Many pot stocks are currently trading at the lowest prices they've ever seen. And while some may be destined for even more losses, others could be solid choices for investors willing to take on some risk while waiting for the industry to bounce back. Cresco Labs (OTC:CRLBF) and Green Thumb Industries (OTC:GTBIF) are two of the larger multistate operators in the country, and they're both down about 40% year-to-date, which is worse than the 32% decline the Horizons Marijuana Life Sciences ETF (OTC:HMLSF) has seen during this time. Let's take a closer look at which of these Chicago-based pot stocks deserves more bullishness from investors.
Green Thumb has the edge in market share, but it may not stay that way
On April 15, Green Thumb released its year-end results for 2019. Revenue totaled $216.4 million for the full year. That's more than triple the $62.5 million the company recorded in 2018.
A big part of Green Thumb's success: a strong retail rollout. On April 13, amid the coronavirus pandemic, the company announced it was opening its 43rd retail store, located in Ohio. But there's even more potential growth ahead as Green Thumb has licenses for 96 retail locations. Currently, Green Thumb's presence spans 12 U.S. markets.
According to Cresco Labs's website, the company currently owns 22 dispensaries, with 31 retail licenses in total. Earlier this year, the company closed its acquisition of cannabis distributor Origin House, which gives Cresco Labs access to a very lucrative California market -- something Green Thumb currently lacks.
In Cresco Labs's most recent financial results, released back in November, the company's sales totaled $87.2 million over the trailing nine months, for a year-over-year increase of 231%. During the same period, Origin House generated $55.3 million in revenue, and its sales were up 413% from the prior year. That gives the companies combined sales of $142.5 million over a nine-month period. If we extrapolate that to 12 months, then the two companies should bring in about $190 million in sales for a full year. And with additional growth in the fourth quarter not factored into this calculation, the gap between Cresco Labs and Green Thumb could be even narrower. Either way, it could be a tight battle for market share between Cresco Labs and Green Thumb this year.
Which company is in a better cash position?
Cash and liquidity are unavoidable topics in the cannabis industry these days as many companies are struggling. Sales growth alone isn't enough to make a stock a winner these days, as is clear by the decline both of these stocks have seen in 2020 despite achieving significant sales numbers. And with the coronavirus pandemic threatening to put the economy into a recession, cash flow has to enter into the equation when assessing the long-term health of a pot stock.

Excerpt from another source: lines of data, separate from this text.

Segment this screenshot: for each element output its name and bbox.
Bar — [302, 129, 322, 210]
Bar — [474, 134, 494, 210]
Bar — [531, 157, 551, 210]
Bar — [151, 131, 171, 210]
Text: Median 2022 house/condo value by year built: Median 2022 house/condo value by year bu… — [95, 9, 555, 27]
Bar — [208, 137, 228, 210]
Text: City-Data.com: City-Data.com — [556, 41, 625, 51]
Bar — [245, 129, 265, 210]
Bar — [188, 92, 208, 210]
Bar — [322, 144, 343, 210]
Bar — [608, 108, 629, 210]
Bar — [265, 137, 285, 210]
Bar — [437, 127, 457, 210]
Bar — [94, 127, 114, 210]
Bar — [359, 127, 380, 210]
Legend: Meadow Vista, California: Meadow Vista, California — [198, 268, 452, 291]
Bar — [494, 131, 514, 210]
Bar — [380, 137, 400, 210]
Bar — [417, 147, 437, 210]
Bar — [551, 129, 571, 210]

As of Dec. 31, Green Thumb had $46.7 million of cash and cash equivalents on its books. During the year, it posted a loss of $59.1 million, and it burned through more than $18 million in cash to fund its day-to-day operating activities, which is in line with its cash burn in the previous year as well. The company also spent nearly $200 million on acquisitions, as well as property and equipment purchases. The good news is that it can scale back on those things if necessary amid the pandemic. From a cash perspective, Green Thumb doesn't look to be in imminent danger; its cash balance should be strong enough to absorb its rate of operating cash burn.
By comparison, Cresco Labs generated a loss of $15.2 million during its most recent nine-month period, and it used up $18.6 million to fund its operations during that time. However, it spent a bit less on investing activities, which totaled just $85.9 million. But Cresco Labs was in a bit better shape on Sept. 30, with cash and cash equivalents totaling $73.7 million. The problem, however, is that Origin House spent $46.2 million in cash on its operating activities over the same period, plus another $23.3 million toward its investing activities. And with just $22.4 million worth of cash and cash equivalents on its books as of Sept. 30, it was in the worst position of all three companies from a cash-flow perspective.
While the acquisition of Origin House will help Cresco Labs's growth, the concern for investors is whether it will hamper the business overall because of the significant cash bleed that will come into the picture.
Investors are better off with Green Thumb
Green Thumb's stock has suffered slightly lower losses this year compared to Cresco Labs's -- 43% vs 49% -- and that trend is likely to continue. At this point, there are too many moving parts involved with Cresco Labs and its acquisition of Origin House that should make investors hold off on buying shares of the company. The integration of Origin House and its high rate of cash burn could cause big problems for Cresco Labs at a very inopportune time, as it's getting more difficult to raise money amid falling valuations. Green Thumb already has, at worst, comparable market share to Cresco Labs and Origin House, and its cash position looks to be much better, that stock looks like the better buy.
This year may not be a great one for pot stocks, but odds are that Green Thumb will continue to outperform Cresco Labs.